The Senior Citizen Savings Scheme (SCSS) is government-backed, so there is no risk of losing your money. What makes this scheme special is the interest it offers. The SCSS provides an annual interest rate of 8.2%, which is higher than other traditional investment options like Fixed Deposits (FDs). Additionally, investments in this scheme are eligible for tax exemption under Section 80C of the Income Tax Act.
Guaranteed Income of Rs 2 Lakh on Rs 5 Lakh Investment
According to the SCSS calculator, if you invest Rs 5,00,000 in a lump sum, the total amount will grow to Rs 7,05,000 in 5 years. You will earn Rs 2,05,000 as interest, and every quarter, Rs 10,250 will be credited to your account.
Minimum Investment Requirement
You can start investing in the SCSS with just Rs 1,000. The maximum investment limit is Rs 30 lakh.
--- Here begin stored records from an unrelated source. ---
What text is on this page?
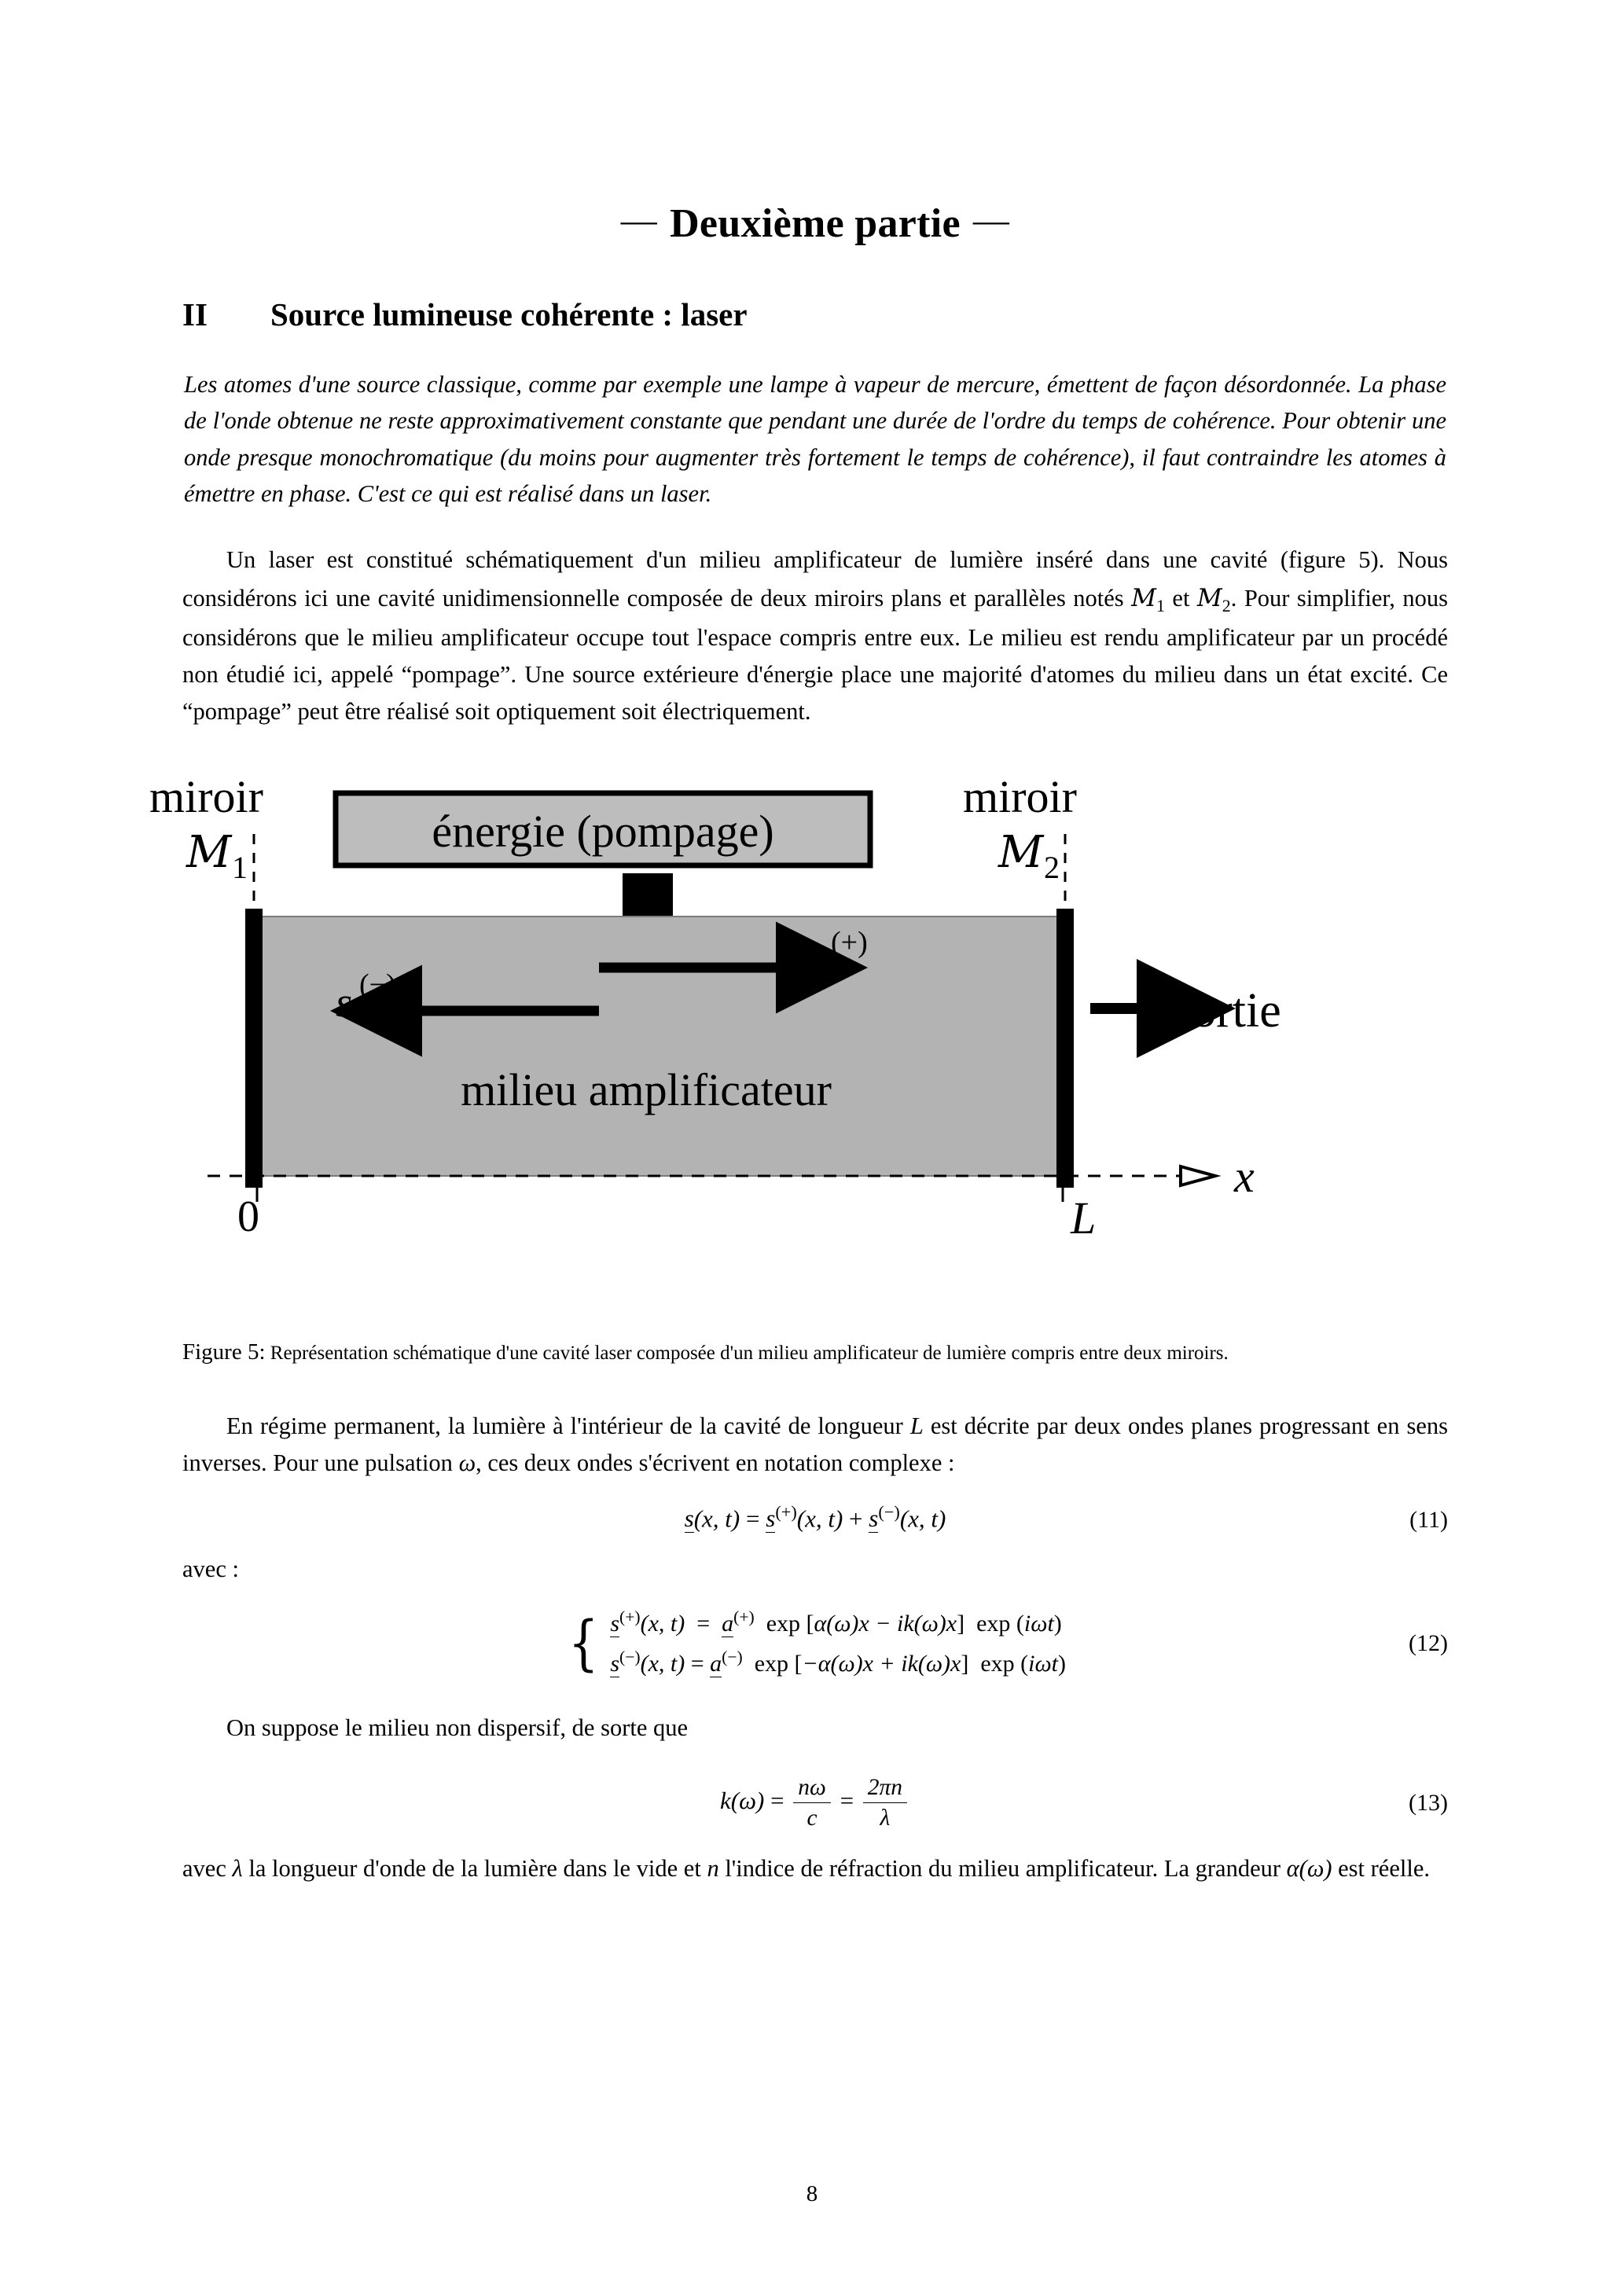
— Deuxième partie —
II	Source lumineuse cohérente : laser
Les atomes d'une source classique, comme par exemple une lampe à vapeur de mercure, émettent de façon désordonnée. La phase de l'onde obtenue ne reste approximativement constante que pendant une durée de l'ordre du temps de cohérence. Pour obtenir une onde presque monochromatique (du moins pour augmenter très fortement le temps de cohérence), il faut contraindre les atomes à émettre en phase. C'est ce qui est réalisé dans un laser.
Un laser est constitué schématiquement d'un milieu amplificateur de lumière inséré dans une cavité (figure 5). Nous considérons ici une cavité unidimensionnelle composée de deux miroirs plans et parallèles notés $M_1$ et $M_2$. Pour simplifier, nous considérons que le milieu amplificateur occupe tout l'espace compris entre eux. Le milieu est rendu amplificateur par un procédé non étudié ici, appelé “pompage”. Une source extérieure d'énergie place une majorité d'atomes du milieu dans un état excité. Ce “pompage” peut être réalisé soit optiquement soit électriquement.
énergie (pompage)
s (+)
s (−)
milieu amplificateur
sortie
x
0	L
miroir
M 1
miroir
M 2
Figure 5: Représentation schématique d'une cavité laser composée d'un milieu amplificateur de lumière compris entre deux miroirs.
En régime permanent, la lumière à l'intérieur de la cavité de longueur L est décrite par deux ondes planes progressant en sens inverses. Pour une pulsation ω, ces deux ondes s'écrivent en notation complexe :
s(x, t) = s(+)(x, t) + s(−)(x, t)	(11)
avec :
{ s(+)(x, t)  =  a(+)  exp [α(ω)x − ik(ω)x]  exp (iωt)
s(−)(x, t) = a(−)  exp [−α(ω)x + ik(ω)x]  exp (iωt)
(12)
On suppose le milieu non dispersif, de sorte que
$k(\omega) = \frac{n\omega}{c} = \frac{2\pi n}{\lambda}$	(13)
avec λ la longueur d'onde de la lumière dans le vide et n l'indice de réfraction du milieu amplificateur. La grandeur α(ω) est réelle.
8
The scheme has a maturity period of 5 years, after which the invested amount is returned along with the earned interest.
Eligibility for Investment
Senior citizens aged 60 years or above.
Retired government employees aged 55-60 years, if the investment is made within one month of retirement.
Retired defense personnel aged 50-60 years.
Tax Rules on Interest
If the total annual interest from all SCSS accounts exceeds Rs 50,000, TDS (Tax Deducted at Source) will be deducted. However, you can avoid this by submitting Form 15G/15H.
Key Features of the SCSS Account
- Joint Account: A husband and wife can open a joint account, with a combined investment limit of Rs 30 lakh.
- Interest Payment: The interest is paid quarterly. It can be withdrawn via auto credit into a savings account or through ECS.